Assays and enumeration of bioaerosols-traditional approaches to modern practices
Published in Aerosol Science and Technology, 2020
Maria D. King, Ronald E. Lacey, Hyoungmook Pak, Andrew Fearing, Gabriela Ramos, Tatiana Baig, Brooke Smith, Alexandra Koustova
More detailed identification of biodiversity and microbiome is possible with the advancement and combination of powerful tools. The most commonly used method to identify bacterial taxonomy is the 16S rRNA gene sequencing as this gene is present in most bacteria, its function has not changed over time, and it has a fairly long base pair of 1500 bp for analysis (Janda and Abbott 2007). This is advantageous in many ways, such as identifying the species of ambiguous isolates, but it also has its limitations. Some identified species strains are outdated and may not be accurate anymore, the sequencing resolution does not clearly distinguish between certain bacterial strains, and there are still some errors in public databases of sequences. Databases, including the open access GenBank (National Center for Biotechnology Information [NCBI]), the European Nucleotide Archive, the DNA Data Bank of Japan, and the UniProt, Protein Data Bank, Ensembl and InterPro are powerful tools that allow the search and alignment of nucleotide or protein sequences (Boratyn et al. 2013; Wheeler and Bhagwat 2007).
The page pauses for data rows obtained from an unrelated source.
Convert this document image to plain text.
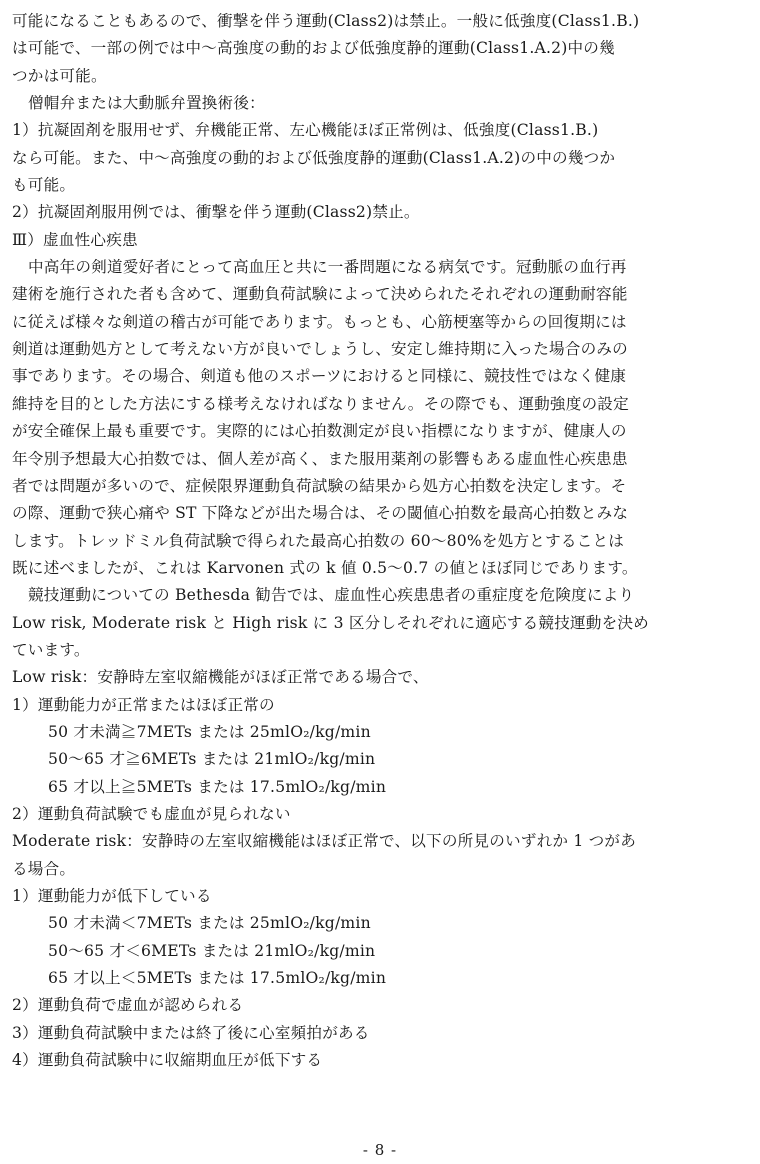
可能になることもあるので、衝撃を伴う運動(Class2)は禁止。一般に低強度(Class1.B.)
は可能で、一部の例では中〜高強度の動的および低強度静的運動(Class1.A.2)中の幾
つかは可能。
僧帽弁または大動脈弁置換術後：
1）抗凝固剤を服用せず、弁機能正常、左心機能ほぼ正常例は、低強度(Class1.B.)
なら可能。また、中〜高強度の動的および低強度静的運動(Class1.A.2)の中の幾つか
も可能。
2）抗凝固剤服用例では、衝撃を伴う運動(Class2)禁止。
Ⅲ）虚血性心疾患
中高年の剣道愛好者にとって高血圧と共に一番問題になる病気です。冠動脈の血行再
建術を施行された者も含めて、運動負荷試験によって決められたそれぞれの運動耐容能
に従えば様々な剣道の稽古が可能であります。もっとも、心筋梗塞等からの回復期には
剣道は運動処方として考えない方が良いでしょうし、安定し維持期に入った場合のみの
事であります。その場合、剣道も他のスポーツにおけると同様に、競技性ではなく健康
維持を目的とした方法にする様考えなければなりません。その際でも、運動強度の設定
が安全確保上最も重要です。実際的には心拍数測定が良い指標になりますが、健康人の
年令別予想最大心拍数では、個人差が高く、また服用薬剤の影響もある虚血性心疾患患
者では問題が多いので、症候限界運動負荷試験の結果から処方心拍数を決定します。そ
の際、運動で狭心痛や ST 下降などが出た場合は、その閾値心拍数を最高心拍数とみな
します。トレッドミル負荷試験で得られた最高心拍数の 60〜80%を処方とすることは
既に述べましたが、これは Karvonen 式の k 値 0.5〜0.7 の値とほぼ同じであります。
競技運動についての Bethesda 勧告では、虚血性心疾患患者の重症度を危険度により
Low risk, Moderate risk と High risk に 3 区分しそれぞれに適応する競技運動を決め
ています。
Low risk：安静時左室収縮機能がほぼ正常である場合で、
1）運動能力が正常またはほぼ正常の
50 才未満≧7METs または 25mlO₂/kg/min
50〜65 才≧6METs または 21mlO₂/kg/min
65 才以上≧5METs または 17.5mlO₂/kg/min
2）運動負荷試験でも虚血が見られない
Moderate risk：安静時の左室収縮機能はほぼ正常で、以下の所見のいずれか 1 つがあ
る場合。
1）運動能力が低下している
50 才未満＜7METs または 25mlO₂/kg/min
50〜65 才＜6METs または 21mlO₂/kg/min
65 才以上＜5METs または 17.5mlO₂/kg/min
2）運動負荷で虚血が認められる
3）運動負荷試験中または終了後に心室頻拍がある
4）運動負荷試験中に収縮期血圧が低下する
- 8 -
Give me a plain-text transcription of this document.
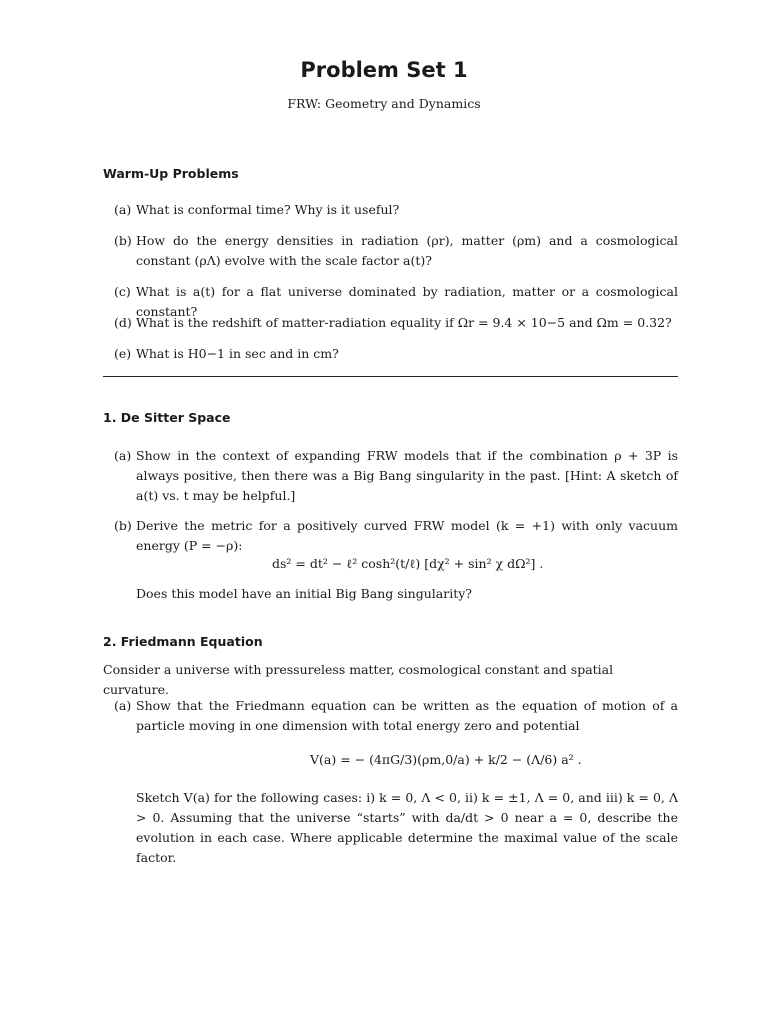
Problem Set 1
FRW: Geometry and Dynamics
Warm-Up Problems
(a) What is conformal time? Why is it useful?
(b) How do the energy densities in radiation (ρr), matter (ρm) and a cosmological constant (ρΛ) evolve with the scale factor a(t)?
(c) What is a(t) for a flat universe dominated by radiation, matter or a cosmological constant?
(d) What is the redshift of matter-radiation equality if Ωr = 9.4 × 10−5 and Ωm = 0.32?
(e) What is H0−1 in sec and in cm?
1. De Sitter Space
(a) Show in the context of expanding FRW models that if the combination ρ + 3P is always positive, then there was a Big Bang singularity in the past. [Hint: A sketch of a(t) vs. t may be helpful.]
(b) Derive the metric for a positively curved FRW model (k = +1) with only vacuum energy (P = −ρ):
ds² = dt² − ℓ² cosh²(t/ℓ) [dχ² + sin² χ dΩ²] .
Does this model have an initial Big Bang singularity?
2. Friedmann Equation
Consider a universe with pressureless matter, cosmological constant and spatial curvature.
(a) Show that the Friedmann equation can be written as the equation of motion of a particle moving in one dimension with total energy zero and potential
V(a) = − (4πG/3)(ρm,0/a) + k/2 − (Λ/6) a² .
Sketch V(a) for the following cases: i) k = 0, Λ < 0, ii) k = ±1, Λ = 0, and iii) k = 0, Λ > 0. Assuming that the universe “starts” with da/dt > 0 near a = 0, describe the evolution in each case. Where applicable determine the maximal value of the scale factor.
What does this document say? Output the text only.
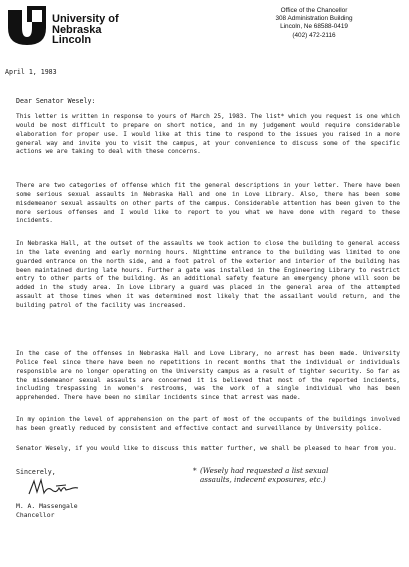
University of
Nebraska
Lincoln
Office of the Chancellor
308 Administration Building
Lincoln, Ne 68588-0419
(402) 472-2116
April 1, 1983
Dear Senator Wesely:

This letter is written in response to yours of March 25, 1983. The list* which you request is one which would be most difficult to prepare on short notice, and in my judgement would require considerable elaboration for proper use. I would like at this time to respond to the issues you raised in a more general way and invite you to visit the campus, at your convenience to discuss some of the specific actions we are taking to deal with these concerns.

There are two categories of offense which fit the general descriptions in your letter. There have been some serious sexual assaults in Nebraska Hall and one in Love Library. Also, there has been some misdemeanor sexual assaults on other parts of the campus. Considerable attention has been given to the more serious offenses and I would like to report to you what we have done with regard to these incidents.

In Nebraska Hall, at the outset of the assaults we took action to close the building to general access in the late evening and early morning hours. Nighttime entrance to the building was limited to one guarded entrance on the north side, and a foot patrol of the exterior and interior of the building has been maintained during late hours. Further a gate was installed in the Engineering Library to restrict entry to other parts of the building. As an additional safety feature an emergency phone will soon be added in the study area. In Love Library a guard was placed in the general area of the attempted assault at those times when it was determined most likely that the assailant would return, and the building patrol of the facility was increased.

In the case of the offenses in Nebraska Hall and Love Library, no arrest has been made. University Police feel since there have been no repetitions in recent months that the individual or individuals responsible are no longer operating on the University campus as a result of tighter security. So far as the misdemeanor sexual assaults are concerned it is believed that most of the reported incidents, including trespassing in women's restrooms, was the work of a single individual who has been apprehended. There have been no similar incidents since that arrest was made.

In my opinion the level of apprehension on the part of most of the occupants of the buildings involved has been greatly reduced by consistent and effective contact and surveillance by University police.

Senator Wesely, if you would like to discuss this matter further, we shall be pleased to hear from you.

Sincerely,
M. A. Massengale
Chancellor
* (Wesely had requested a list sexual
assaults, indecent exposures, etc.)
Shotgun sequencing is another method of high-throughput sequencing that uses untargeted sequencing over a microbial genome to compile whole genomes. Although it has some limitations, such as high cost, lack of valid annotations, and genome biases, shotgun sequencing results in metagenomics that enables complex microorganisms to be identified and analyzed (Quince et al. 2017). Next-generation sequencing (NGS) platforms enable other types of microbiome analysis and identification, such as whole-genome sequencing, total RNA sequencing, and methylation sequencing (Illumina 2016). The NGS technologies enable the generation of millions of reads from aerosol samples to analyze the genomics and transcriptomics (for RNA analysis), and have been successfully used in several bioaerosol studies (Womack et al. 2015; Shin et al. 2015). Metagenomic approaches enable comprehensive determination of the diversity and metabolic potential of the collected airborne organisms.